How to thwart human-operated ransomware campaigns?
Most ransomware campaigns hitting healthcare organizations and critical services right now are just the final act of a months-long compromise.
“Using an attack pattern typical of human-operated ransomware campaigns, attackers have compromised target networks for several months beginning earlier this year and have been waiting to monetize their attacks by deploying ransomware when they would see the most financial gain,” says the Microsoft Threat Protection Intelligence Team.
Organizations who have yet to witness the final act (data exfiltration, file encryption) may have time to prevent it altogether and boot the attackers out before more damage is done.
Of course, those who have checked for organization-wide compromise and found nothing are the luckiest ones, but should nevertheless put up protections and mitigations as soon as possible.
Skilled attackers and a common attack pattern
“Human-operated ransomware attacks represent a different level of threat because adversaries are adept at systems administration and security misconfigurations and can therefore adapt to any path of least resistance they find in a compromised network,” the team explained.
“If they run into a wall, they try to break through. And if they can’t break through a wall, they’ve shown that they can skillfully find other ways to move forward with their attack. As a result, human-operated ransomware attacks are complex and wide-reaching. No two attacks are exactly the same.”
They might not be exactly the same, but they are variation on a common attack pattern – the attackers achieve initial access via vulnerable and unmonitored internet-facing systems, steal credentials, perform lateral movement, make sure to achieve persistence on the systems/networks and, finally, deploy the ransomware payload
Mitigation
For the initial step, attackers usually:
- Brute-force RDP endpoints or Virtual Desktop endpoints without multi-factor authentication (MFA)
- Exploit misconfigurations of web servers (e.g., IIS), backup servers, systems management servers, electronic health record (EHR) software, etc.
- Exploit vulnerabilities in older, no longer supported platforms (e.g., Windows Server 2003 and 2008)
- Exploit vulnerabilities in widespread solutions like the Citrix Application Delivery Controller (ADC) systems (e.g., CVE-2019-1978) and Pulse Secure VPN systems (CVE-2019-11510).
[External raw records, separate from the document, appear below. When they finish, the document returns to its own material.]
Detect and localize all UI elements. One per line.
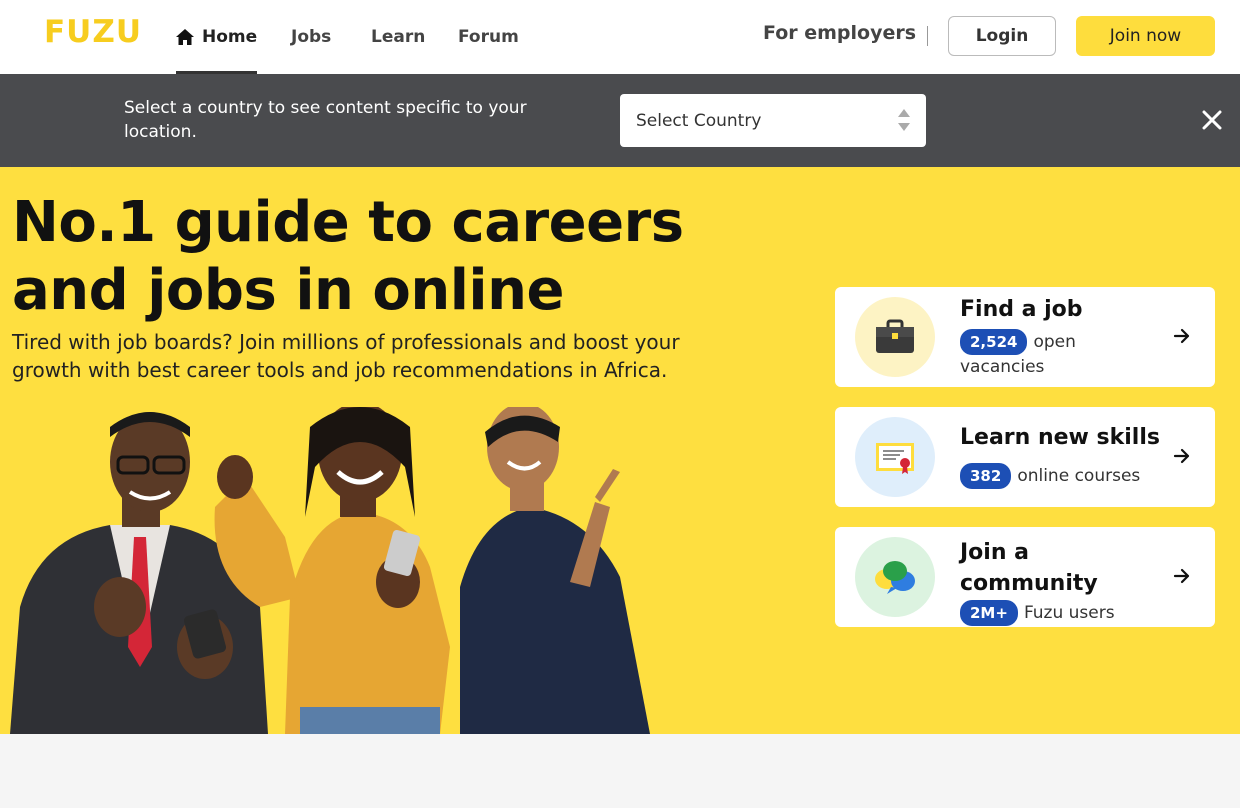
card-meta: 2,524 open vacancies xyxy=(960,329,1160,379)
login-button[interactable]: Login xyxy=(948,16,1056,56)
card-title: Find a job xyxy=(960,297,1083,322)
hero-people-image xyxy=(10,407,650,734)
country-message: Select a country to see content specific… xyxy=(124,98,527,142)
nav-learn[interactable]: Learn xyxy=(371,0,425,74)
country-banner: Select a country to see content specific… xyxy=(0,74,1240,167)
hero-section: No.1 guide to careers and jobs in online… xyxy=(0,167,1240,734)
nav-forum[interactable]: Forum xyxy=(458,0,519,74)
close-icon[interactable] xyxy=(1200,108,1224,132)
users-count-badge: 2M+ xyxy=(960,600,1018,626)
arrow-right-icon xyxy=(1173,568,1190,584)
nav-home[interactable]: Home xyxy=(176,0,258,74)
country-select-value: Select Country xyxy=(636,110,762,131)
card-title: Join a community xyxy=(960,540,1098,596)
person-navy xyxy=(460,407,650,734)
learn-skills-card[interactable]: Learn new skills 382 online courses xyxy=(835,407,1215,507)
vacancies-count-badge: 2,524 xyxy=(960,329,1028,355)
find-job-card[interactable]: Find a job 2,524 open vacancies xyxy=(835,287,1215,387)
card-meta: 2M+ Fuzu users xyxy=(960,600,1115,626)
chat-bubbles-icon xyxy=(855,537,935,617)
select-arrows-icon xyxy=(898,109,910,131)
card-meta-text: online courses xyxy=(1017,466,1141,486)
hero-subtitle: Tired with job boards? Join millions of … xyxy=(12,330,680,382)
hero-title: No.1 guide to careers and jobs in online xyxy=(12,190,684,323)
card-meta-text: Fuzu users xyxy=(1023,603,1115,623)
page-bottom-area xyxy=(0,734,1240,808)
card-meta: 382 online courses xyxy=(960,463,1140,489)
arrow-right-icon xyxy=(1173,328,1190,344)
home-icon xyxy=(176,29,194,45)
for-employers-link[interactable]: For employers xyxy=(763,22,916,44)
header-divider xyxy=(927,26,928,46)
country-select[interactable]: Select Country xyxy=(620,94,926,147)
briefcase-icon xyxy=(855,297,935,377)
fuzu-logo[interactable]: FUZU xyxy=(44,14,142,50)
certificate-icon xyxy=(855,417,935,497)
arrow-right-icon xyxy=(1173,448,1190,464)
courses-count-badge: 382 xyxy=(960,463,1012,489)
nav-jobs[interactable]: Jobs xyxy=(291,0,331,74)
site-header: FUZU Home Jobs Learn Forum For employers… xyxy=(0,0,1240,74)
join-community-card[interactable]: Join a community 2M+ Fuzu users xyxy=(835,527,1215,627)
card-title: Learn new skills xyxy=(960,425,1160,450)
join-now-button[interactable]: Join now xyxy=(1076,16,1215,56)
nav-home-label: Home xyxy=(202,27,258,47)
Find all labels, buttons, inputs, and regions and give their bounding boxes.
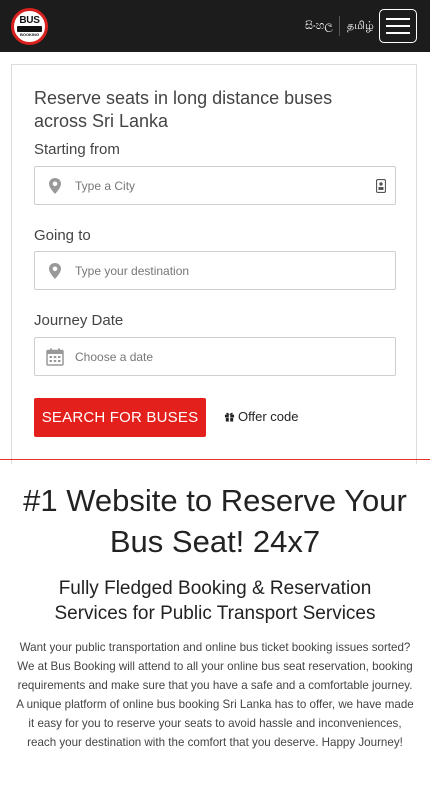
main-headline: #1 Website to Reserve Your Bus Seat! 24x… <box>23 483 407 559</box>
going-to-input[interactable]: Type your destination <box>34 251 396 290</box>
form-title: Reserve seats in long distance buses acr… <box>34 88 333 131</box>
language-divider <box>339 16 340 36</box>
calendar-icon <box>46 348 64 366</box>
section-divider <box>0 459 430 460</box>
offer-code-link[interactable]: Offer code <box>224 409 298 424</box>
intro-paragraph: Want your public transportation and onli… <box>16 641 414 749</box>
bus-booking-logo[interactable]: BUS BOOKING <box>11 8 48 45</box>
gift-icon <box>224 412 235 422</box>
going-to-placeholder: Type your destination <box>75 264 190 278</box>
language-sinhala-link[interactable]: සිංහල <box>305 19 333 33</box>
logo-text: BUS <box>19 15 40 26</box>
journey-date-placeholder: Choose a date <box>75 350 154 364</box>
map-marker-icon <box>49 263 61 279</box>
map-marker-icon <box>49 178 61 194</box>
language-tamil-link[interactable]: தமிழ் <box>347 19 374 34</box>
top-navbar: BUS BOOKING සිංහල தமிழ் <box>0 0 430 52</box>
starting-from-input[interactable]: Type a City <box>34 166 396 205</box>
sub-headline: Fully Fledged Booking & Reservation Serv… <box>54 578 376 624</box>
hamburger-menu-button[interactable] <box>379 9 417 43</box>
logo-subtext: BOOKING <box>19 32 40 37</box>
hamburger-menu-icon <box>386 18 410 20</box>
journey-date-input[interactable]: Choose a date <box>34 337 396 376</box>
starting-from-label: Starting from <box>34 141 120 158</box>
starting-from-placeholder: Type a City <box>75 179 136 193</box>
search-for-buses-button[interactable]: SEARCH FOR BUSES <box>34 398 206 437</box>
going-to-label: Going to <box>34 227 91 244</box>
journey-date-label: Journey Date <box>34 312 124 329</box>
offer-code-label: Offer code <box>238 409 299 424</box>
contact-card-icon <box>376 179 386 193</box>
search-form-card: Reserve seats in long distance buses acr… <box>11 64 417 464</box>
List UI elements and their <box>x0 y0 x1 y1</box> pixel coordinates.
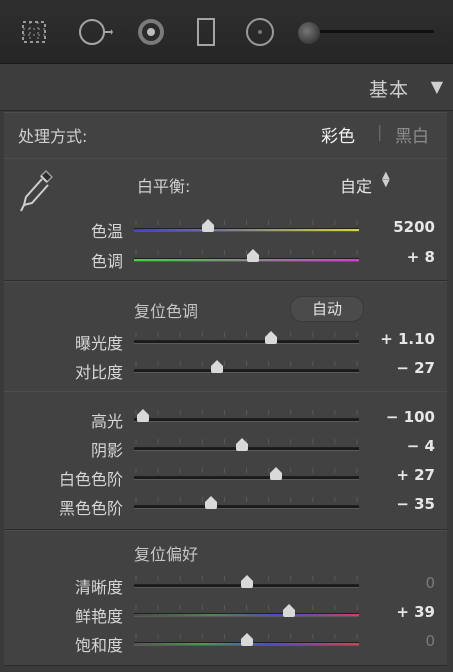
slider-track[interactable] <box>134 505 359 509</box>
treatment-separator: | <box>377 122 383 141</box>
slider-label: 阴影 <box>90 441 123 460</box>
slider-label: 高光 <box>90 412 123 431</box>
tone-detail-section: 高光 − 100 阴影 − 4 白色色阶 + 27 黑色色阶 − 35 <box>4 391 447 530</box>
slider-row: 色调 + 8 <box>4 245 447 273</box>
eyedropper-icon[interactable] <box>16 167 56 215</box>
slider-track[interactable] <box>134 476 359 480</box>
lightroom-develop-panel: 基本 ▼ 处理方式: 彩色 | 黑白 白平衡: 自定 ▲ ▼ 色温 5200 色调 + … <box>0 0 453 672</box>
white-balance-section: 白平衡: 自定 ▲ ▼ 色温 5200 色调 + 8 <box>4 158 447 281</box>
slider-row: 阴影 − 4 <box>4 434 447 462</box>
slider-row: 鲜艳度 + 39 <box>4 600 447 628</box>
collapse-triangle-icon[interactable]: ▼ <box>431 77 443 96</box>
slider-track[interactable] <box>134 613 359 617</box>
slider-label: 色调 <box>90 252 123 271</box>
slider-label: 色温 <box>90 222 123 241</box>
slider-value[interactable]: + 39 <box>396 603 435 621</box>
slider-value[interactable]: + 1.10 <box>380 330 435 348</box>
crop-overlay-icon[interactable] <box>16 14 52 50</box>
slider-track[interactable] <box>134 418 359 422</box>
slider-label: 曝光度 <box>74 334 123 353</box>
graduated-filter-icon[interactable] <box>188 14 224 50</box>
adjustment-brush-icon[interactable] <box>298 22 320 44</box>
tone-section: 复位色调 自动 曝光度 + 1.10 对比度 − 27 <box>4 281 447 392</box>
slider-label: 对比度 <box>74 363 123 382</box>
slider-value[interactable]: + 8 <box>407 248 435 266</box>
slider-track[interactable] <box>134 228 359 232</box>
slider-ticks <box>135 220 358 225</box>
treatment-color-option[interactable]: 彩色 <box>321 122 355 147</box>
slider-ticks <box>135 332 358 337</box>
slider-value[interactable]: 5200 <box>393 218 435 236</box>
white-balance-preset[interactable]: 自定 <box>340 173 372 197</box>
treatment-label: 处理方式: <box>18 127 88 146</box>
slider-row: 色温 5200 <box>4 215 447 243</box>
slider-row: 对比度 − 27 <box>4 356 447 384</box>
white-balance-label: 白平衡: <box>137 177 191 196</box>
slider-row: 高光 − 100 <box>4 405 447 433</box>
slider-ticks <box>135 361 358 366</box>
slider-label: 白色色阶 <box>58 470 123 489</box>
slider-value[interactable]: − 100 <box>386 408 435 426</box>
slider-ticks <box>135 497 358 502</box>
presence-section: 复位偏好 清晰度 0 鲜艳度 + 39 饱和度 0 <box>4 530 447 666</box>
slider-row: 曝光度 + 1.10 <box>4 327 447 355</box>
slider-ticks <box>135 410 358 415</box>
radial-filter-icon[interactable] <box>242 14 278 50</box>
slider-row: 白色色阶 + 27 <box>4 463 447 491</box>
slider-label: 鲜艳度 <box>74 607 123 626</box>
slider-track[interactable] <box>134 369 359 373</box>
slider-ticks <box>135 468 358 473</box>
slider-value[interactable]: − 27 <box>396 359 435 377</box>
treatment-bw-option[interactable]: 黑白 <box>395 122 429 147</box>
panel-title: 基本 <box>368 79 409 101</box>
slider-row: 黑色色阶 − 35 <box>4 492 447 520</box>
white-balance-spin-icon[interactable]: ▲ ▼ <box>382 171 390 189</box>
reset-presence-label[interactable]: 复位偏好 <box>134 541 198 565</box>
tool-strip <box>0 0 453 64</box>
slider-row: 饱和度 0 <box>4 629 447 657</box>
panel-header[interactable]: 基本 ▼ <box>0 64 453 111</box>
slider-value[interactable]: 0 <box>425 574 435 592</box>
slider-value[interactable]: + 27 <box>396 466 435 484</box>
brush-size-track[interactable] <box>300 30 434 33</box>
treatment-row: 处理方式: 彩色 | 黑白 <box>4 112 447 159</box>
slider-label: 饱和度 <box>74 636 123 655</box>
slider-value[interactable]: − 35 <box>396 495 435 513</box>
slider-label: 黑色色阶 <box>58 499 123 518</box>
slider-value[interactable]: − 4 <box>407 437 435 455</box>
slider-label: 清晰度 <box>74 578 123 597</box>
spot-removal-icon[interactable] <box>77 14 113 50</box>
reset-tone-label[interactable]: 复位色调 <box>134 298 198 322</box>
auto-tone-button[interactable]: 自动 <box>290 296 364 322</box>
red-eye-icon[interactable] <box>133 14 169 50</box>
slider-track[interactable] <box>134 340 359 344</box>
slider-row: 清晰度 0 <box>4 571 447 599</box>
slider-ticks <box>135 605 358 610</box>
slider-value[interactable]: 0 <box>425 632 435 650</box>
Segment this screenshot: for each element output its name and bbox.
Microsoft thinks it likely that CVE-2019-0604 (affecting Microsoft SharePoint servers), CVE-2020-0688 (affecting Microsoft Exchange Server), and CVE-2020-10189 (affecting Zoho ManageEngine Desktop Central) will also be soon exploited by these attackers.
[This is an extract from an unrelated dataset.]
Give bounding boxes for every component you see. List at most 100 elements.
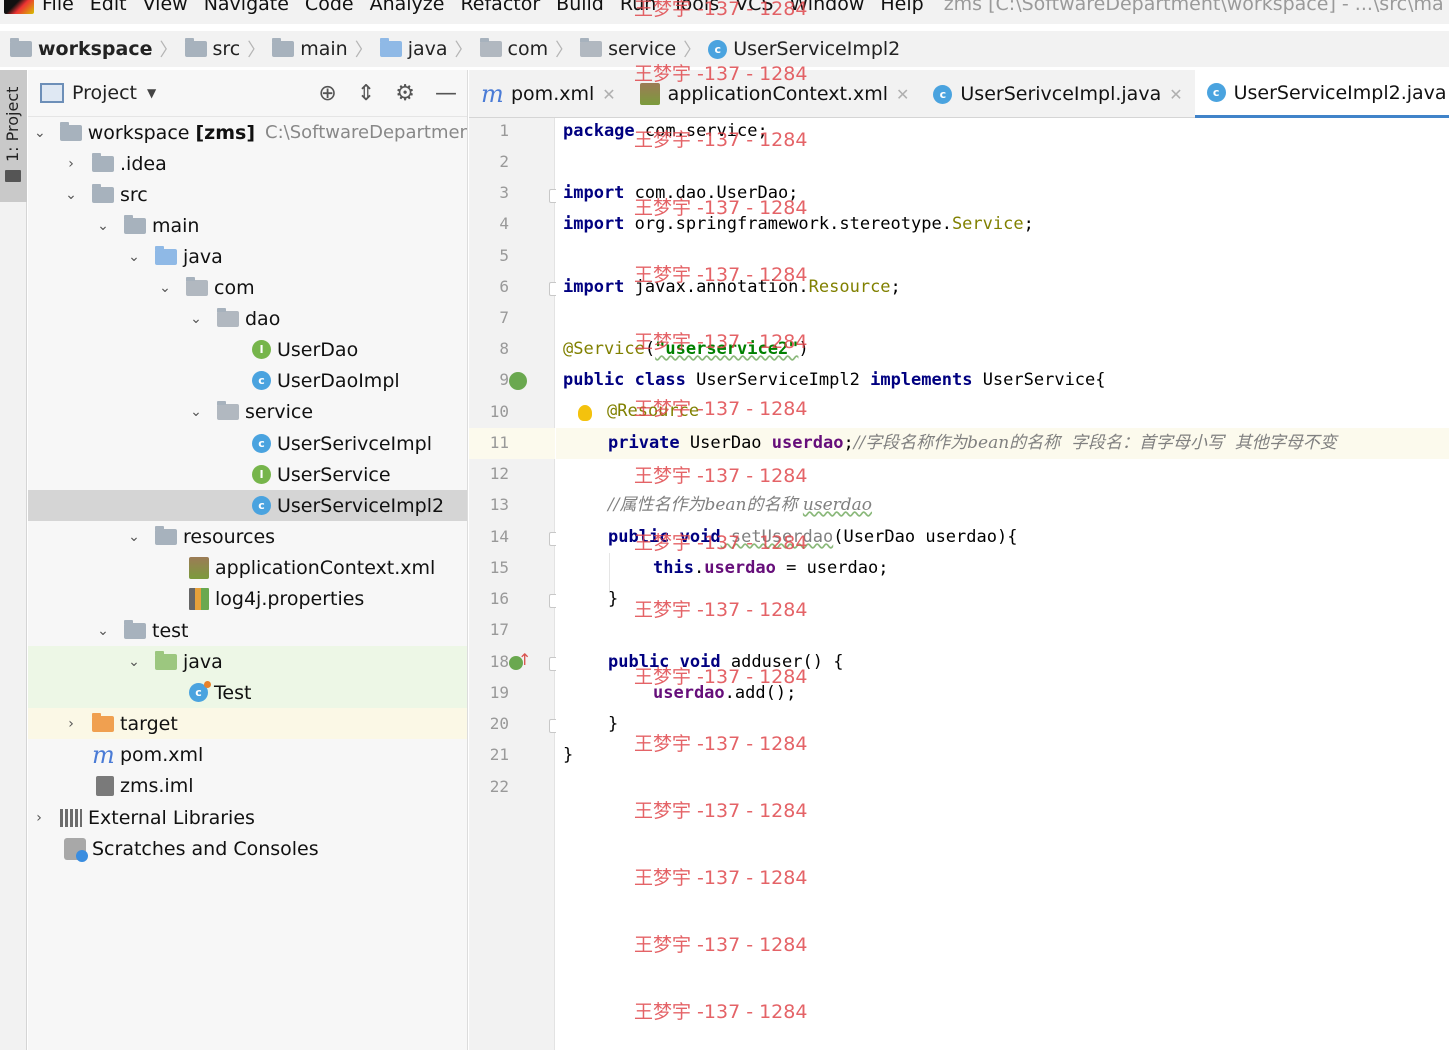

Of course, attackers are not adverse to simultaneously try to deliver the ransomware via phishing emails or downloader Trojans that may already present on enterprise systems.
While fixing those weak spots is imperative, it may already be too late, so enterprise administrators and cybersecurity teams must also search for indication that their systems and networks have been breached and, if they find them, to start remediation immediately.
Detection and remediation
The Microsoft Threat Protection Intelligence Team has shared possible indicators of compromise for human-operated ransomware campaigns, such as presence of malicious PowerShell scripts, penetration testing tools, suspicious access to Local Security Authority Subsystem Service (LSASS) or suspicious registry modifications, security event logs that have been tampered with, and more.
They’ve also provided advice on how to go about eradicating the attackers’ presence completely and mitigating the fallout.
“As ransomware operators continue to compromise new targets, defenders should proactively assess risk using all available tools. You should continue to enforce proven preventive solutions—credential hygiene, minimal privileges, and host firewalls—to stymie these attacks, which have been consistently observed taking advantage of security hygiene issues and over-privileged credentials,” they noted.
Keith McCammon, co-founder and CSO of threat detection and response specialist Red Canary, says that the fact that ransomware actors continue to successfully leverage some textbook breach tactics underscores the need not just for better preventative controls, but for robust detection coverage, careful investigation, and proactive hunting for threats that others controls have missed.
“Microsoft’s dedication to preventing and stopping these everyday ransomware attacks is refreshing in a world where many security vendors focus their attention primarily on splashy detection of nation-state actors,” he added.